Now, we’ve been in our house for over a year and I had hoped to move the daybed into my study so that my brother and far-away friends would have a place to stay that wasn’t the sofa. Finally, during the summer in a moment of *F-This! Why am I waiting?* I bought a daybed. I actually like it a bit better. My old daybed is a black iron bed and the back came to a gothic arch. It was the coolest daybed I had seen (in 1993) but it does take up a bit of wall space. This new one has more subtle gothic arches and the off-white blends in a bit better. It fits in my study where I do my course prep, crafting, and writing. It’s a small place that is somewhat tight now that everything is in it but I like it and it’s a place of my very own. I remember how my therapist cheered when I told her about the bed because it isn’t just about a daybed. It’s about removing some expectations and metaphorically cleaning-up some emotional baggage.

This leads to me to some point muttering to my best friend, whom I call Babushka, that the Weebles Haunted House was the last thing that I needed from my parent’s house. Yes, it would be fun to see my old, very loved Pound Puppy and the countless other toys that were saved but the Weebles Haunted House is something that I would want to display in my house.

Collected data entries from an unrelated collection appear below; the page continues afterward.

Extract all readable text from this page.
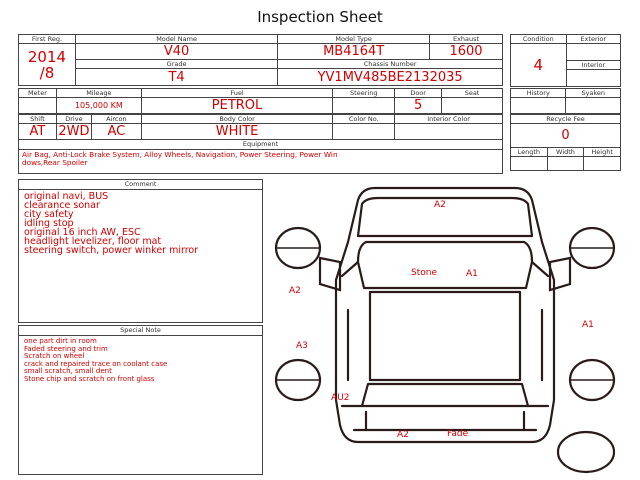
Inspection Sheet
First Reg.	Model Name	Model Type	Exhaust
2014
/8	V40	MB4164T	1600
	Grade	Chassis Number	
	T4	YV1MV485BE2132035	
Condition	Exterior
4	
	Interior

Meter	Mileage	Fuel	Steering	Door	Seat
	105,000 KM	PETROL		5	
Shift	Drive	Aircon	Body Color	Color No.	Interior Color
AT	2WD	AC	WHITE		
Equipment
Air Bag, Anti-Lock Brake System, Alloy Wheels, Navigation, Power Steering, Power Win
dows,Rear Spoiler
History	Syaken

Recycle Fee		
0		
Length	Width	Height

Comment
original navi, BUS
clearance sonar
city safety
idling stop
original 16 inch AW, ESC
headlight levelizer, floor mat
steering switch, power winker mirror
Special Note
one part dirt in room
Faded steering and trim
Scratch on wheel
crack and repaired trace on coolant case
small scratch, small dent
Stone chip and scratch on front glass
A2
Stone	A1
A2
A1
A3
AU2
A2	Fade
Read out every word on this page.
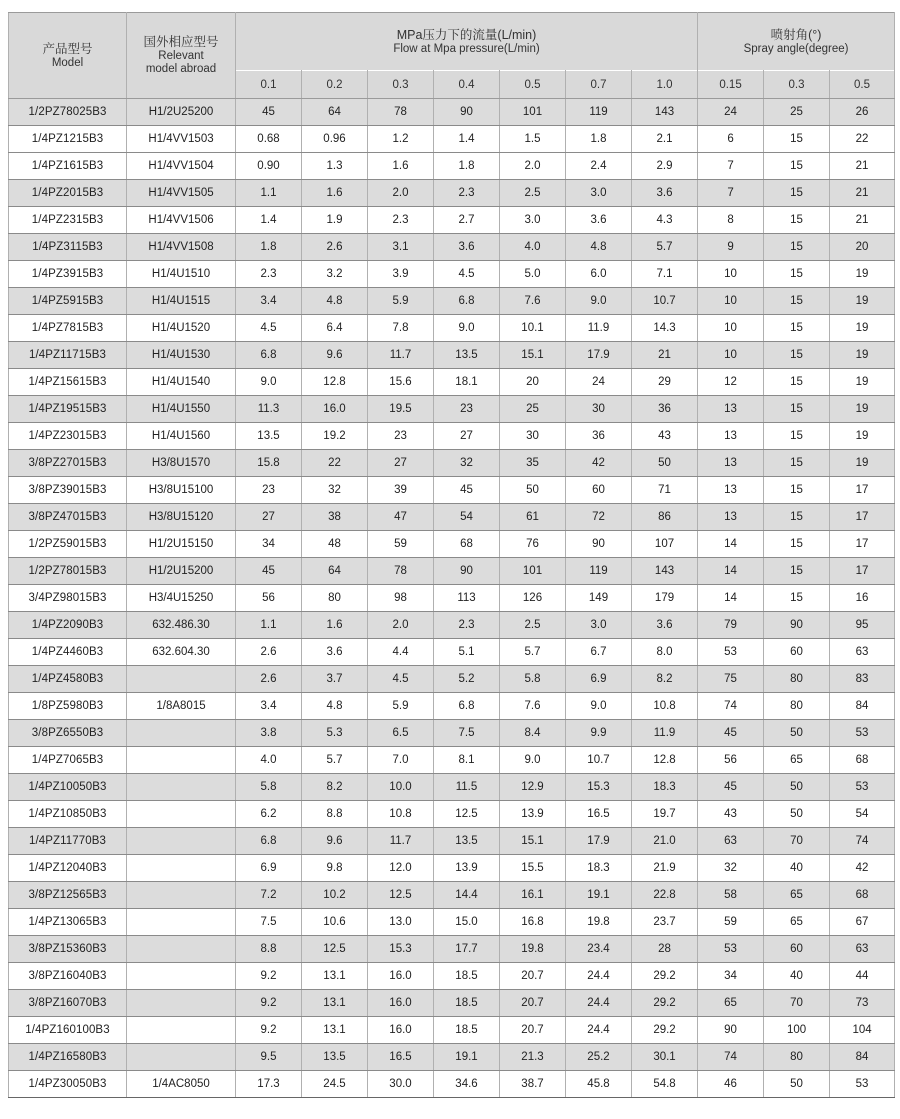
产品型号
Model	国外相应型号
Relevant
model abroad	MPa压力下的流量(L/min)
Flow at Mpa pressure(L/min)							喷射角(°)
Spray angle(degree)		

		0.1	0.2	0.3	0.4	0.5	0.7	1.0	0.15	0.3	0.5
1/2PZ78025B3	H1/2U25200	45	64	78	90	101	119	143	24	25	26
1/4PZ1215B3	H1/4VV1503	0.68	0.96	1.2	1.4	1.5	1.8	2.1	6	15	22
1/4PZ1615B3	H1/4VV1504	0.90	1.3	1.6	1.8	2.0	2.4	2.9	7	15	21
1/4PZ2015B3	H1/4VV1505	1.1	1.6	2.0	2.3	2.5	3.0	3.6	7	15	21
1/4PZ2315B3	H1/4VV1506	1.4	1.9	2.3	2.7	3.0	3.6	4.3	8	15	21
1/4PZ3115B3	H1/4VV1508	1.8	2.6	3.1	3.6	4.0	4.8	5.7	9	15	20
1/4PZ3915B3	H1/4U1510	2.3	3.2	3.9	4.5	5.0	6.0	7.1	10	15	19
1/4PZ5915B3	H1/4U1515	3.4	4.8	5.9	6.8	7.6	9.0	10.7	10	15	19
1/4PZ7815B3	H1/4U1520	4.5	6.4	7.8	9.0	10.1	11.9	14.3	10	15	19
1/4PZ11715B3	H1/4U1530	6.8	9.6	11.7	13.5	15.1	17.9	21	10	15	19
1/4PZ15615B3	H1/4U1540	9.0	12.8	15.6	18.1	20	24	29	12	15	19
1/4PZ19515B3	H1/4U1550	11.3	16.0	19.5	23	25	30	36	13	15	19
1/4PZ23015B3	H1/4U1560	13.5	19.2	23	27	30	36	43	13	15	19
3/8PZ27015B3	H3/8U1570	15.8	22	27	32	35	42	50	13	15	19
3/8PZ39015B3	H3/8U15100	23	32	39	45	50	60	71	13	15	17
3/8PZ47015B3	H3/8U15120	27	38	47	54	61	72	86	13	15	17
1/2PZ59015B3	H1/2U15150	34	48	59	68	76	90	107	14	15	17
1/2PZ78015B3	H1/2U15200	45	64	78	90	101	119	143	14	15	17
3/4PZ98015B3	H3/4U15250	56	80	98	113	126	149	179	14	15	16
1/4PZ2090B3	632.486.30	1.1	1.6	2.0	2.3	2.5	3.0	3.6	79	90	95
1/4PZ4460B3	632.604.30	2.6	3.6	4.4	5.1	5.7	6.7	8.0	53	60	63
1/4PZ4580B3		2.6	3.7	4.5	5.2	5.8	6.9	8.2	75	80	83
1/8PZ5980B3	1/8A8015	3.4	4.8	5.9	6.8	7.6	9.0	10.8	74	80	84
3/8PZ6550B3		3.8	5.3	6.5	7.5	8.4	9.9	11.9	45	50	53
1/4PZ7065B3		4.0	5.7	7.0	8.1	9.0	10.7	12.8	56	65	68
1/4PZ10050B3		5.8	8.2	10.0	11.5	12.9	15.3	18.3	45	50	53
1/4PZ10850B3		6.2	8.8	10.8	12.5	13.9	16.5	19.7	43	50	54
1/4PZ11770B3		6.8	9.6	11.7	13.5	15.1	17.9	21.0	63	70	74
1/4PZ12040B3		6.9	9.8	12.0	13.9	15.5	18.3	21.9	32	40	42
3/8PZ12565B3		7.2	10.2	12.5	14.4	16.1	19.1	22.8	58	65	68
1/4PZ13065B3		7.5	10.6	13.0	15.0	16.8	19.8	23.7	59	65	67
3/8PZ15360B3		8.8	12.5	15.3	17.7	19.8	23.4	28	53	60	63
3/8PZ16040B3		9.2	13.1	16.0	18.5	20.7	24.4	29.2	34	40	44
3/8PZ16070B3		9.2	13.1	16.0	18.5	20.7	24.4	29.2	65	70	73
1/4PZ160100B3		9.2	13.1	16.0	18.5	20.7	24.4	29.2	90	100	104
1/4PZ16580B3		9.5	13.5	16.5	19.1	21.3	25.2	30.1	74	80	84
1/4PZ30050B3	1/4AC8050	17.3	24.5	30.0	34.6	38.7	45.8	54.8	46	50	53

So, Babushka being who she is, searched and found a near new Weebles Haunted House to give to me for Christmas. I cried not because I have a Weebles Haunted House to play with, which is cool in itself. But, Babushka understands the “wills” and “promises” and the baggage.   

In the end, when I am called to clean up the hoarded clutter, she will be the one who is there holding my hand, telling me it will be okay, not my husband who has never set foot in my childhood home. I won’t allow it. I didn’t grow up with the house looking as it does now and I don’t want him to see it like that. When I take pictures of the clutter that is up to the ceiling in my childhood bedroom, I send them to Babushka because she remembers what my childhood bedroom looks like. She was there; she will always be there. She promises.